Mais, dans la pénombre naissante, des dizaines de silhouettes, tenant gourdins, fourches et faux, s’avancent sans bruit. Le visage noirci au charbon, elles portent des fichus sur la tête et de longues chemises à la manière de robes, accoutrement qui masque leur morphologie. Ce camouflage en forme de travestissement leur vaudra leur surnom.

Dans quelques minutes, ces hommes ainsi déguisés vont terrasser les gardes, battus comme plâtre et chassés tout claudiquant dans la nuit, et libérer les bergers et leur troupeau.
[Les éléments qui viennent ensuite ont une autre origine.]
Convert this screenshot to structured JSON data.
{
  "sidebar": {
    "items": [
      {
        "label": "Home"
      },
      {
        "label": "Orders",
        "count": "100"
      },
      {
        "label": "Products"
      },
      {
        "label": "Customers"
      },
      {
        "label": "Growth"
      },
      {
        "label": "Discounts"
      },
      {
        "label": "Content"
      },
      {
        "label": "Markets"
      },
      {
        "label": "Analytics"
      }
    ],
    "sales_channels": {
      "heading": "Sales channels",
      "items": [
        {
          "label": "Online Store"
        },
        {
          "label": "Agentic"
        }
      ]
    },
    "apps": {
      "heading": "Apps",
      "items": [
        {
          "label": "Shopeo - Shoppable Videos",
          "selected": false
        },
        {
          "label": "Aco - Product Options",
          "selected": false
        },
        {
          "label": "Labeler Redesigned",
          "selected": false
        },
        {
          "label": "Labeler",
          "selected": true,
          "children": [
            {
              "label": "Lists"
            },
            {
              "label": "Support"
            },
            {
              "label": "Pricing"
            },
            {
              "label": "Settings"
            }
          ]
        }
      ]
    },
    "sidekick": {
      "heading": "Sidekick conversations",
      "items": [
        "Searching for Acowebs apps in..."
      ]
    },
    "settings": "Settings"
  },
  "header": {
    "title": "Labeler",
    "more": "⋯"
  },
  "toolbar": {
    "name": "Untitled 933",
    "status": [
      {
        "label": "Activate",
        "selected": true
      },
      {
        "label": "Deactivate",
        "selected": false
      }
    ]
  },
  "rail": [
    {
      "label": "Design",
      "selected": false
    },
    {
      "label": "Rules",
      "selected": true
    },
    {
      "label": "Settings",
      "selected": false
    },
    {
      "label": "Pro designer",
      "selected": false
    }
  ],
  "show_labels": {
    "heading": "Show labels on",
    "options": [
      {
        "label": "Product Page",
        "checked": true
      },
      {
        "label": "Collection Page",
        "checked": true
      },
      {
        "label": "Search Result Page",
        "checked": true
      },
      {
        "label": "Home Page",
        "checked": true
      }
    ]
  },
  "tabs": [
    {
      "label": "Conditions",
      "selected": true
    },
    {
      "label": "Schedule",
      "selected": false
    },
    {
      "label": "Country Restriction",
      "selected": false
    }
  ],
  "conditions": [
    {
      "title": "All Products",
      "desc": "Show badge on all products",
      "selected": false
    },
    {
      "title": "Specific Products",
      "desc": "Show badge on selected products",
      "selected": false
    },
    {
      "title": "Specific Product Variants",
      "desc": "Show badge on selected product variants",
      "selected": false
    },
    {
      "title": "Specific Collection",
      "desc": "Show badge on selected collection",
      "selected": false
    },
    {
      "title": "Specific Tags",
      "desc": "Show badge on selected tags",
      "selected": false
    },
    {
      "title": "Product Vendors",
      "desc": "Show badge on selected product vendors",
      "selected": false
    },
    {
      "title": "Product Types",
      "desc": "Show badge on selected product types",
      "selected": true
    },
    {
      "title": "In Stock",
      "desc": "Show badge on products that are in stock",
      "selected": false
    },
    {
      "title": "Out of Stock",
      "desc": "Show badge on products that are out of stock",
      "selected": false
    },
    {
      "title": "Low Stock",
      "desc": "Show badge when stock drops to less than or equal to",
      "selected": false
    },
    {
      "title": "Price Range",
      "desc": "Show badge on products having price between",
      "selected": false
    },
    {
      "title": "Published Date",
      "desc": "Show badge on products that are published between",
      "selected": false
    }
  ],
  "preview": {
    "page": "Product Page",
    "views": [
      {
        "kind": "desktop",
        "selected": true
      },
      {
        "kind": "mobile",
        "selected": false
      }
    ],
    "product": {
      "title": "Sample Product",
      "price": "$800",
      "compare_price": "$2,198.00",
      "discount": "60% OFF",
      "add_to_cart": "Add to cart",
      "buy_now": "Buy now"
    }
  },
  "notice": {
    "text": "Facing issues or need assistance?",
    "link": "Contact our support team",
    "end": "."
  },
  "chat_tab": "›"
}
La Guerre des Demoiselles vient de commencer.

Le droit contre la coutume

Promulgué sous le règne de Charles X, le Code forestier de 1827 constitue l’un des textes juridiques les plus déterminants de la France rurale du XIXème siècle. Le contexte de son élaboration est marqué par une inquiétude croissante des élites politiques et administratives face à l’état des forêts françaises. La Révolution, les guerres napoléoniennes et les défrichements incontrôlés ont largement contribué à l’épuisement du capital forestier, perçu comme une menace pour l’économie, la marine et l’industrie. En instaurant une réglementation centralisée et uniforme des espaces forestiers, le Code rompt avec des équilibres anciens. Toute coupe, toute modification de l’espace forestier, tout pâturage est désormais soumis à autorisation. La souveraineté communale, héritée de siècles de pratiques et de compromis, se trouve ainsi largement amputée. Affouage, pacage, glandée, ramassage du bois mort, charbonnage, chasse ou cueillette, ces usages essentiels à l’économie de subsistance des campagnes sont, soit interdits, soit sévèrement encadrés. Les usages populaires sont perçus comme archaïques, irrationnels, voire destructeurs, et doivent être corrigés par la norme étatique. Cette vision entre en collision frontale avec celle des sociétés rurales, pour lesquelles la forêt demeure indissociable de la communauté, du territoire et de la transmission. En criminalisant des gestes quotidiens, le Code forestier transforme une large part de la population rurale en contrevenants potentiels. Amendes lourdes, saisies de bétail, confiscations de bois, peines de prison en cas de récidive, instaurent un climat de tension permanente. La vie paysanne, jusque-là régulée par la coutume et la négociation locale, se voit désormais placée sous le regard soupçonneux de la loi écrite.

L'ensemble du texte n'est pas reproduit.